Für den Carneval-Verein Ulk Erbach bestätigt Präsident Hansjürgen Kolmer das Aus von Saal- und Straßenprogramm, das so beliebte Formate wie die Weiber- oder die Lorbsersitzung enthält. „Eine Versammlung von Menschen wäre einfach nicht zu verantworten und im Übrigen angesichts der absehbaren Auflagen auch nicht das, worunter wir Karneval verstehen“, sagt der Vorsitzende. „Was unter diesen Vorzeichen im Kleinen möglich ist, werden wir jeweils kurzfristig entscheiden und uns dabei eng an die Konzepte unserer Vorbilder und Freunde in Mainz anlehnen“, führt Kolmer weiter aus. An Bedeutung gewinne unter den aktuellen Umständen das Programmheft für die Kampagne, das deshalb nicht nur gedruckt, sondern auch mit einem neuartigen Element ausgestattet worden sei. „Wer sich die Broschüre besorgt, findet dort neben Texten und Bildern zum Karneval auch QR-Codes, die zu Bildern und Filmen von unseren Aktiven und Programmen führen“, erklärt Kolmer.

Zudem hält er sich im Sinne der Traditions-Sicherung das Setzen zweier Zeichen offen: die Eröffnung der Kampagne mit geladenen Gästen und den Neujahrsempfang mit Verleihung des renommierten Ordens „Lachender Lorbser“ an einen überregionalen Prominenten, der sich um den Humor verdient macht.

ERKLÄRUNG VON NARRHALLA & CO.

Den Blick auf die laufende Absagewelle im Odenwälder Karneval 2020/2021 eröffnet hat eine gemeinsame öffentliche Erklärung des Karneval-Vereins Narrhalla Michelstadt und des Carneval-Clubs Rot-Weiß Steinbach , der den Status kleinerer Nachbarvereine einschließt. Heike Rauch hat sie in folgendem Wortlaut übermittelt:

Nachdem bei der Erdbachgarde Stockheim, beim Karnevalsverein Hiltersklinger Ulker, bei den Landfrauen Würzberg und beim TSV Bullau mit der Fortunagarde bereits Ende August die Bunten Abende abgesagt wurden, haben die Vorstände des Karnevalverein Michelstadt und des Carneval-Club Rot-Weiss Steinbach jetzt auch entsprechende Entscheidungen gefällt.

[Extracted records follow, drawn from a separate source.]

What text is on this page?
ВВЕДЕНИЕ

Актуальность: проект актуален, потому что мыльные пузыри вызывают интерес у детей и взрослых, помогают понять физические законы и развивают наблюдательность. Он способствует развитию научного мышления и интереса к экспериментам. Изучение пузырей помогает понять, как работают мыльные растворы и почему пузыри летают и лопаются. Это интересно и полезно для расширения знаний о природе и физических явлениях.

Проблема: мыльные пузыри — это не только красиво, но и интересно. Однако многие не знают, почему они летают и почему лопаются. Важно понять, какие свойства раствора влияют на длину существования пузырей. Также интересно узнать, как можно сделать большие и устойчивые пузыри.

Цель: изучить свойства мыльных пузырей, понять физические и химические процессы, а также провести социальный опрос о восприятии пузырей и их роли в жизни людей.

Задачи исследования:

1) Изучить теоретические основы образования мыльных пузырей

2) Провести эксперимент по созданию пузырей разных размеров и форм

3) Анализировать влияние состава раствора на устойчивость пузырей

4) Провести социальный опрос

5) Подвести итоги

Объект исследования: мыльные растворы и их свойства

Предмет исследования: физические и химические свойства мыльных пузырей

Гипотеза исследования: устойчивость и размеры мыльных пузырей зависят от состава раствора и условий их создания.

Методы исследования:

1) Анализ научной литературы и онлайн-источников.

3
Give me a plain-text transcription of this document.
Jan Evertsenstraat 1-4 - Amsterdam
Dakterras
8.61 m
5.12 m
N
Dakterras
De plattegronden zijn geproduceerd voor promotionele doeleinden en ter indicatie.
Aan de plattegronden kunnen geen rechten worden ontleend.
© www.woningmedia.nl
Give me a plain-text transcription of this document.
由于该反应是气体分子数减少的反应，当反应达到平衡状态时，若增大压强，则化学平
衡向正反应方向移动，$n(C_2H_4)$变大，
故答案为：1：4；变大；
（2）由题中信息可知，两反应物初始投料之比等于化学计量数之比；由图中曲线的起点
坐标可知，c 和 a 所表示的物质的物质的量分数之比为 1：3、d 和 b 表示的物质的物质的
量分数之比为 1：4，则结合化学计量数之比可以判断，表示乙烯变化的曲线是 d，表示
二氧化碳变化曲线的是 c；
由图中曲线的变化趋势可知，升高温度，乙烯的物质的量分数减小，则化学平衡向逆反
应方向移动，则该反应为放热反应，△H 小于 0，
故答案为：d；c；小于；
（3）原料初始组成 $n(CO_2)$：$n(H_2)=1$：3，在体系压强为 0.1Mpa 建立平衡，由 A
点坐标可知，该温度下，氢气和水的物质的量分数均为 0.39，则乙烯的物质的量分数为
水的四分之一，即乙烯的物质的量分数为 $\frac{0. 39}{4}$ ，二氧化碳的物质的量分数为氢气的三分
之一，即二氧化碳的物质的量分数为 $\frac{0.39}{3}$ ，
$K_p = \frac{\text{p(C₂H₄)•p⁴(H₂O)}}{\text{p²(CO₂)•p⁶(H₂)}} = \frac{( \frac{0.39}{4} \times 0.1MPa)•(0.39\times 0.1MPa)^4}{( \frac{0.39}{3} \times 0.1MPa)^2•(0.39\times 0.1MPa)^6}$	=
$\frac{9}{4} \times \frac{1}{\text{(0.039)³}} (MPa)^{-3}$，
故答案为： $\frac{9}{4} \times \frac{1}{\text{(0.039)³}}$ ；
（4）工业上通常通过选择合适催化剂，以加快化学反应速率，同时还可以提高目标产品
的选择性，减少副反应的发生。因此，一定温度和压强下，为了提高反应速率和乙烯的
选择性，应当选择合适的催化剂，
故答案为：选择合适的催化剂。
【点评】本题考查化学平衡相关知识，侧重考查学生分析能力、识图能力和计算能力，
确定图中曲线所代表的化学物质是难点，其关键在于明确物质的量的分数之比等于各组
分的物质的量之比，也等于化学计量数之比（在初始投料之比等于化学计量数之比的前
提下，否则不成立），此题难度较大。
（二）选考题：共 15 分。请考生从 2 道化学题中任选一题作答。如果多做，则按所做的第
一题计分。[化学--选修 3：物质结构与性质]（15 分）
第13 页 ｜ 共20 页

Für beide Vereine ist klar, dass aufgrund der anhaltenden Corona-Pandemie in der Kampagne 2020/21 keine öffentlichen Veranstaltungen durchgeführt werden können.

Da man die Fastnacht aber – wie Weihnachten und Ostern auch – nicht einfach absagen kann, gibt es selbstverständlich bereits einige Ideen, wie das Vereinsleben aufrechterhalten werden kann. Und auch in der Öffentlichkeit soll zumindest für ein bisschen „Fastnachts-Atmosphäre“ gesorgt werden. Man darf also gespannt sein, was sich die kreativen Köpfe der Vereine alles einfallen lassen.

Die Vereine bedanken sich bei ihren Unterstützern und hoffen, dass man in der Kampagne 2021/22 wieder gemeinsam Fastnacht feiern kann.